The City of Seattle website’s 'Pay My Ticket' page, with two HTML heading elements outlined and labeled for illustration, and an open inspector panel, where we can see that the headings look the same to viewers but are marked up differently in the code.
Google search results info box for Dr. Ruhlman, showing an photo; a map; ratings; an address; reviews; buttons to ask a question, leave a review, and add a photo; and other people searched for.
A combined HTML code editor and preview window showing markup and results for heading, ordered list, and list item HTML tags.

Although this use of semantic HTML offers distinct benefits over the”page screen” styling we found on the Town of Boston’s website, the Seattle page also shows a weakness that is typical of guide approaches to semantic HTML. You’ll notice that, in the Google Assistant outcomes, the”Pay by Phone” option we found on the web page was not recorded. If we look at the markup of the page, we can observe that while the 3 options found by Google Assistant are wrapped in both and

tags,”Pay by Phone” is just marked up using an

. This irregularity in semantic arrangement could be what is causing this option to be omitted by Google Assistant from its own results.
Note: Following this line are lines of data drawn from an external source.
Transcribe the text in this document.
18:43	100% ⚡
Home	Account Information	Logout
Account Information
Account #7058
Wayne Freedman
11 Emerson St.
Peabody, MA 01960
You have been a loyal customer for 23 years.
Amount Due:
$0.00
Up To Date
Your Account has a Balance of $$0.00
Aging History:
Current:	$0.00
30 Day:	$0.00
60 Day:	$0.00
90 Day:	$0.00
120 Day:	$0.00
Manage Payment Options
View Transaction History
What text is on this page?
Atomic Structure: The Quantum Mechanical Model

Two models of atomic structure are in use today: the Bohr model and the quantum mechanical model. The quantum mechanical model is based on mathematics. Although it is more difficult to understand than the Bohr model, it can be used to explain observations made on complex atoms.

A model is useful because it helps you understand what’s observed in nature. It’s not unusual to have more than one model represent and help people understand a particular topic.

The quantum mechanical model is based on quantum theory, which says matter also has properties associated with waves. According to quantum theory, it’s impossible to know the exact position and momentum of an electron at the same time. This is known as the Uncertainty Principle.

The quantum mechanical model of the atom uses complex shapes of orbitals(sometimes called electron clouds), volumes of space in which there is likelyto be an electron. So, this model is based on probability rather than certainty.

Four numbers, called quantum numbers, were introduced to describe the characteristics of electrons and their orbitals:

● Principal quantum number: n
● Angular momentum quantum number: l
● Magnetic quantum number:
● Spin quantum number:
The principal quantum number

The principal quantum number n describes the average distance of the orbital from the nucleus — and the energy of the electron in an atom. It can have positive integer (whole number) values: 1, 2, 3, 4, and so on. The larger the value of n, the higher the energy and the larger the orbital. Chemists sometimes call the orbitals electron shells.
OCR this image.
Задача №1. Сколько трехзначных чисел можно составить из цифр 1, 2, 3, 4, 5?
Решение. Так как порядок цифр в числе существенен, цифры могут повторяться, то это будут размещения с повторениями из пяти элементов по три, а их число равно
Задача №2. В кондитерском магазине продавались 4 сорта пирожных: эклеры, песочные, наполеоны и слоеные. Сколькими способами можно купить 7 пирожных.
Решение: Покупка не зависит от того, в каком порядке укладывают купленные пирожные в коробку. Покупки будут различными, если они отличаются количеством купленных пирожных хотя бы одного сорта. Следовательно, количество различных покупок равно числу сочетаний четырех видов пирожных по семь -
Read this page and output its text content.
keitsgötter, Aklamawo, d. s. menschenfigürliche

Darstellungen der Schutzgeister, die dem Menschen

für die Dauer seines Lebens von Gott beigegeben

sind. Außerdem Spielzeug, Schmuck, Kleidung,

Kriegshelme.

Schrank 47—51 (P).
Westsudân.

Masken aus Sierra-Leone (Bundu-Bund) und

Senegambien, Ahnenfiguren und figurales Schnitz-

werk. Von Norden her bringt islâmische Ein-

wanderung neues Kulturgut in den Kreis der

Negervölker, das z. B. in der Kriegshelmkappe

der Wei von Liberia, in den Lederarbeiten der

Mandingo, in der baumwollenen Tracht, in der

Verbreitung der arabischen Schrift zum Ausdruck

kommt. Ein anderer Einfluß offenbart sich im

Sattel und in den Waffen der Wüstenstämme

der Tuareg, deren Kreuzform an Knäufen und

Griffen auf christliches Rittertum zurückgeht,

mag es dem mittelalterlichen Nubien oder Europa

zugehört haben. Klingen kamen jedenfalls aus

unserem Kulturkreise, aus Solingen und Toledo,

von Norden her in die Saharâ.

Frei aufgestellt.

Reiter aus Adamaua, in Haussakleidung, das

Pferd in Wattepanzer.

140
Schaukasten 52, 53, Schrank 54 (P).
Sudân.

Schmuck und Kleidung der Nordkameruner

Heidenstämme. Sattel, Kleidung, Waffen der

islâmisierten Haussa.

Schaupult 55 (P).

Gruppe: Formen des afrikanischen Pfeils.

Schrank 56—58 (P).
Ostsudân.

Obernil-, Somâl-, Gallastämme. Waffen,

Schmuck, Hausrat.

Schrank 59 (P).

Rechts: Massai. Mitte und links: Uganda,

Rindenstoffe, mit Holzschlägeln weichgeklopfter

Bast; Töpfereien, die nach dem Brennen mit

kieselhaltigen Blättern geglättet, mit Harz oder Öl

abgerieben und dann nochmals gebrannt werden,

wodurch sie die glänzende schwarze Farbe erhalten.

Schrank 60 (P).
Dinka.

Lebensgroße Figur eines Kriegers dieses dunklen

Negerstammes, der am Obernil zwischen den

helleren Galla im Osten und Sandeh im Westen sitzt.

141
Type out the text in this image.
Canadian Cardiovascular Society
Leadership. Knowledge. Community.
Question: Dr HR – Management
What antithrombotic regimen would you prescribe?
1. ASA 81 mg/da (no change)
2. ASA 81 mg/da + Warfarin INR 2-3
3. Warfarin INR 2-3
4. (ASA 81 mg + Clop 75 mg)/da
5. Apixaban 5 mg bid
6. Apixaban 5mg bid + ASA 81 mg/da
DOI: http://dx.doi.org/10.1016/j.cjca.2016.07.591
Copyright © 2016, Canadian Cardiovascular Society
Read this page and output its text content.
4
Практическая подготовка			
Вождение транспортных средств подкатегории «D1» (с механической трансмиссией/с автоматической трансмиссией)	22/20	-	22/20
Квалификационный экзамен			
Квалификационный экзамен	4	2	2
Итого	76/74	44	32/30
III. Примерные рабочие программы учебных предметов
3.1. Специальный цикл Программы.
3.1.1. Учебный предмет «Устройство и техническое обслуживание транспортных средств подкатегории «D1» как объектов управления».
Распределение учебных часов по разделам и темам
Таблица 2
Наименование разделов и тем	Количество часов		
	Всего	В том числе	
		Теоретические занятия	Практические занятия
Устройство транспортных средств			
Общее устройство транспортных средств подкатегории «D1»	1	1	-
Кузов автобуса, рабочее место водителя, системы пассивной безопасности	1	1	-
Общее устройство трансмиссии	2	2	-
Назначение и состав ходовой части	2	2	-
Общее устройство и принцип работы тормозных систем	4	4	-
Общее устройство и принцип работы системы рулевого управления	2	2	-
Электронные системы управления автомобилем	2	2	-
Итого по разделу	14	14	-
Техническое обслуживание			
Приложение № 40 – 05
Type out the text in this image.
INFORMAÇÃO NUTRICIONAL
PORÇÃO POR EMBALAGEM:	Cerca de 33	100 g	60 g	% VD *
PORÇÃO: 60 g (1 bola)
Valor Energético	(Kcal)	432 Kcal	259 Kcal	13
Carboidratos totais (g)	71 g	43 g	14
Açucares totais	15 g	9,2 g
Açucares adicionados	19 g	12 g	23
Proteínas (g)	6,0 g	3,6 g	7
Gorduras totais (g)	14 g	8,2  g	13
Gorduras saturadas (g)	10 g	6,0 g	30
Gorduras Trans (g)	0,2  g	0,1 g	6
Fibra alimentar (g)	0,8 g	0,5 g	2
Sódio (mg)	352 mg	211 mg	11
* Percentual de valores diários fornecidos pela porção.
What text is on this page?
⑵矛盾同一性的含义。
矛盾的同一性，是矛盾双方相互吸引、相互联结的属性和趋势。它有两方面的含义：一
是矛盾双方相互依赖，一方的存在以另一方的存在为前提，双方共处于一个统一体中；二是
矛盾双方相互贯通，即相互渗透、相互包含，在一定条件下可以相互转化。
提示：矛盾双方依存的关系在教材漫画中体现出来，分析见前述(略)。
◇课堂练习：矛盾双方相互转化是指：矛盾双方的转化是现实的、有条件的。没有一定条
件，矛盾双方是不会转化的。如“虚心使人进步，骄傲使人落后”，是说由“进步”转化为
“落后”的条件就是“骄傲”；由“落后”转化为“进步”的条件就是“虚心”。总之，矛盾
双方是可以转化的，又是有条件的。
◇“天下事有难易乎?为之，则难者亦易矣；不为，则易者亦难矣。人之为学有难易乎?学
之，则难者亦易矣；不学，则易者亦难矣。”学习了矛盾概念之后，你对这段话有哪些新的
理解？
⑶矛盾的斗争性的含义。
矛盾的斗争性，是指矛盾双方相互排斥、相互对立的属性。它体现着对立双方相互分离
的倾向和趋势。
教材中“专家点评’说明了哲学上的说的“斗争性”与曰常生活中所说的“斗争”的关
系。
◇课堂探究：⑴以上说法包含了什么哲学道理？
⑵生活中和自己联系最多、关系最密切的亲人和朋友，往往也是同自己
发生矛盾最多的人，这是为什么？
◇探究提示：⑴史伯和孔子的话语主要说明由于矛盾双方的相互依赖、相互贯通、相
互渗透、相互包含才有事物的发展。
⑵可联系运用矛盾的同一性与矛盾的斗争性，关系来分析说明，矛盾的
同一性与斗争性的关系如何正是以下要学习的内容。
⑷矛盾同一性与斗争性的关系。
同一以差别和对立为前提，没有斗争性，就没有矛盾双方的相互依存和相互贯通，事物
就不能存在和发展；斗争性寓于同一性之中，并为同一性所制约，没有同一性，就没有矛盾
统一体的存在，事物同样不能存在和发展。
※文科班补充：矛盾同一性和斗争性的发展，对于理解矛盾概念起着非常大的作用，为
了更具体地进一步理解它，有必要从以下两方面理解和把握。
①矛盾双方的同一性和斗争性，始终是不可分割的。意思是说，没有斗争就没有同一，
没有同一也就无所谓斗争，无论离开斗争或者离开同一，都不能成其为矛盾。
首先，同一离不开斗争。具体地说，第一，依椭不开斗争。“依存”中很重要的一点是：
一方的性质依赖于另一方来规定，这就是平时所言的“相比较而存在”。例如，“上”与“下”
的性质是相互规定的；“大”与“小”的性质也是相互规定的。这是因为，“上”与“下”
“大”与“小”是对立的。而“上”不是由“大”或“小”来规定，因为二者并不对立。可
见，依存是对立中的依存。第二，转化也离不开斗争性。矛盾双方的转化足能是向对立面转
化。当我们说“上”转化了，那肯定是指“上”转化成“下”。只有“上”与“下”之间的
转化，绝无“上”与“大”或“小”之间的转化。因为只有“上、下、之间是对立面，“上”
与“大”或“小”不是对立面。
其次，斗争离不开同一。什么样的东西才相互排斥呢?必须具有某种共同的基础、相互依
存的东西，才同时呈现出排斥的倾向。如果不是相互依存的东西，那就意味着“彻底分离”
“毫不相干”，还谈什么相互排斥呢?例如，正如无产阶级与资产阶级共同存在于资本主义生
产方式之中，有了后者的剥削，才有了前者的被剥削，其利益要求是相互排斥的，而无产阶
The model of then expecting users parse and to detect these pages to answer questions and building pages in the pre-voice era, is becoming inadequate for communication. From participating in patterns of information discovery and seeking, it precludes associations. And–as we saw in the event of searching for information about doctors –it might lead software agents to make inferences based on incorrect or insufficient information routing customers to rivals who communicate more efficiently.
While I inquire Google Assistant what time Dr. Donion’s office closes, the result isn’t only less helpful but really points me in the wrong direction. Rather than a targeted selection of actions I’m presented to MultiCare Neuroscience Center.

Google Assistant app on iPhone with the results of a “what time does Doc Dr Stacey donion office close” query. The results displayed include a card with “8AM–5PM” and the label “MulitCare Neuroscience Center, Monday hours,” as well as links to call the office, search on Google, get directions, or visit a website.

Because it’s composed Regardless of the visual simplicity of the City of Seattle parking page, it ensures that the integrity of its material across contexts. “Pay My Ticket” is a level-one heading (

), and every one of the options below it are level-two headings (

), which indicate that they are inferior to the level-one component.
This announcement was meant to aid strategists, designers, and companies get ready for the imminent growth of mobile. It continues to ring true for connected data’s age. With the prevalence of queries and supporters, a company’s website is less inclined to become a visitor’s first encounter with content that is abundant and less. Such as hours, finding location information, telephone numbers, and evaluations –this participation may be a user interaction with an information source.